Prognostic Test for Uveal Melanoma is Proven, Medically Necessary
The DecisionDx-UM gene expression profile (GEP) test receives reimbursement from a number of commercial insurance companies. Appeals to the Administrative Law Judge level for Medicare have resulted in favorable decisions for full payment. The rationale for appropriate and prompt payment is based upon the conclusions that the test is proven, is not experimental, and is medically necessary and reasonable.
The following information is a compilation of feedback from insurers on the evidence they relied on to support decisions for reimbursement.
The DecisionDx-UM test has completed technical and clinical validation, is proven and is not experimental or investigational, and has been available for routine clinical use since 2009.
Appropriate Use: The DecisionDx-UM test has been proven for use in patients with uveal melanoma, consisting of choroidal, ciliary body, and iris melanomas.
General acceptance of the GEP test:
- The DecisionDx-UM test is recommended for clinical use due to its “clinically significant” impact on patient care in the guidelines of the American Joint Committee on Cancer (AJCC, ver 7, 2010), the only national body that issues treatment guidelines for uveal melanoma. It’s important to note that, by definition, experimental and investigational assays are not recommended for clinical use.
- The test has been incorporated into the routine clinical practice of over 100 of the estimated 110 ocular oncology practices in the U.S.

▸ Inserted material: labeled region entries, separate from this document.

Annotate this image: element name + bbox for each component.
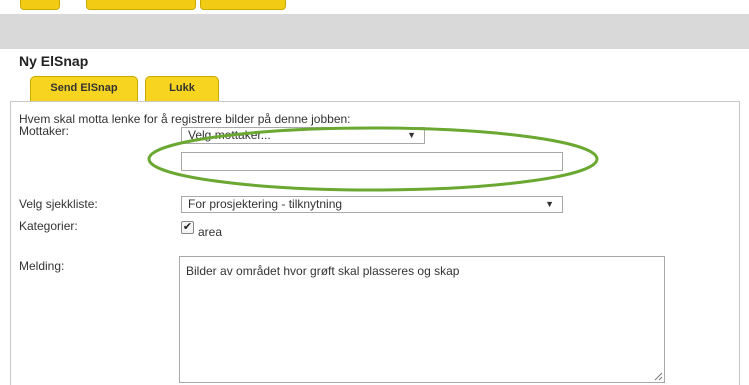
lukk-tab[interactable]: Lukk (145, 76, 219, 102)
kategorier-label: Kategorier: (19, 219, 78, 233)
kategori-area-checkbox[interactable]: ✔ (181, 221, 194, 234)
melding-label: Melding: (19, 259, 65, 273)
top-tab-3[interactable] (200, 0, 286, 10)
sjekkliste-label: Velg sjekkliste: (19, 197, 98, 211)
top-tab-1[interactable] (20, 0, 60, 10)
check-icon: ✔ (182, 221, 193, 233)
mottaker-select-value: Velg mottaker... (188, 128, 271, 142)
sjekkliste-select[interactable]: For prosjektering - tilknytning ▼ (181, 196, 563, 213)
elsnap-page: Ny ElSnap Send ElSnap Lukk Hvem skal mot… (0, 0, 749, 385)
mottaker-input[interactable] (181, 152, 563, 171)
header-bar (0, 14, 749, 49)
chevron-down-icon: ▼ (407, 130, 416, 140)
top-tab-2[interactable] (86, 0, 196, 10)
resize-handle-icon[interactable] (653, 371, 663, 381)
send-elsnap-tab[interactable]: Send ElSnap (30, 76, 138, 102)
sjekkliste-select-value: For prosjektering - tilknytning (188, 197, 343, 211)
mottaker-label: Mottaker: (19, 124, 70, 138)
melding-text: Bilder av området hvor grøft skal plasse… (186, 264, 460, 278)
top-tab-strip (0, 0, 749, 14)
chevron-down-icon: ▼ (545, 199, 554, 209)
kategori-area-label: area (198, 225, 223, 239)
mottaker-select[interactable]: Velg mottaker... ▼ (181, 127, 425, 144)
melding-textarea[interactable]: Bilder av området hvor grøft skal plasse… (179, 256, 665, 383)
dialog-title: Ny ElSnap (19, 53, 89, 69)
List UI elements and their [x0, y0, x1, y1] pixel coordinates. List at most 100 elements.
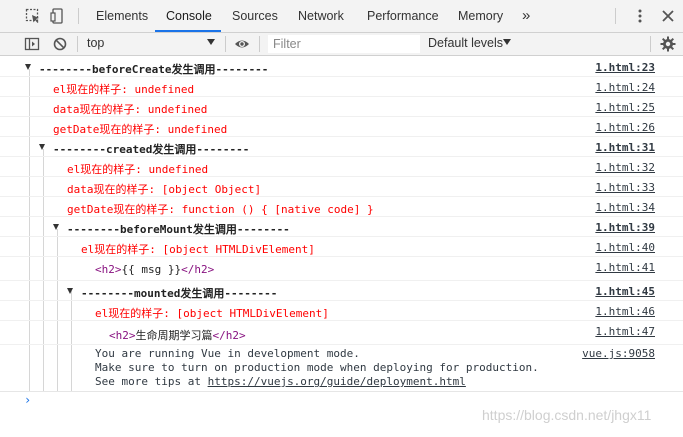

The GEP test has been proven, and found to be superior to all other predictive factors:
- Clinically validated in a series of clinical studies, including a prospective, five-year, multi-center, blinded to outcomes, NEI funded study of 494 patients. These studies have been published in numerous peer-reviewed journal articles (see Scientific References). These publications were used in the determination to incorporate the DecisionDx-UM test into the AJCC, January, 2010 guidelines;
- Technically proven through multiple platform, validation, concordance, reliability and specimen type studies, most of which have been published in peer reviewed journals;
- Technically validated using two specimen sources (fine-needle aspirate biopsy and formalin-fixed paraffin embedded) in a CAP accredited / CLIA certified laboratory;
- Shown to be clinically and statistically superior to all other clinical and pathologic factors and chromosome 3 (monosomy 3);
- Affidavits from leading ocular oncologists support the proven documentation, general acceptance, and medical reasonableness and necessity of the test.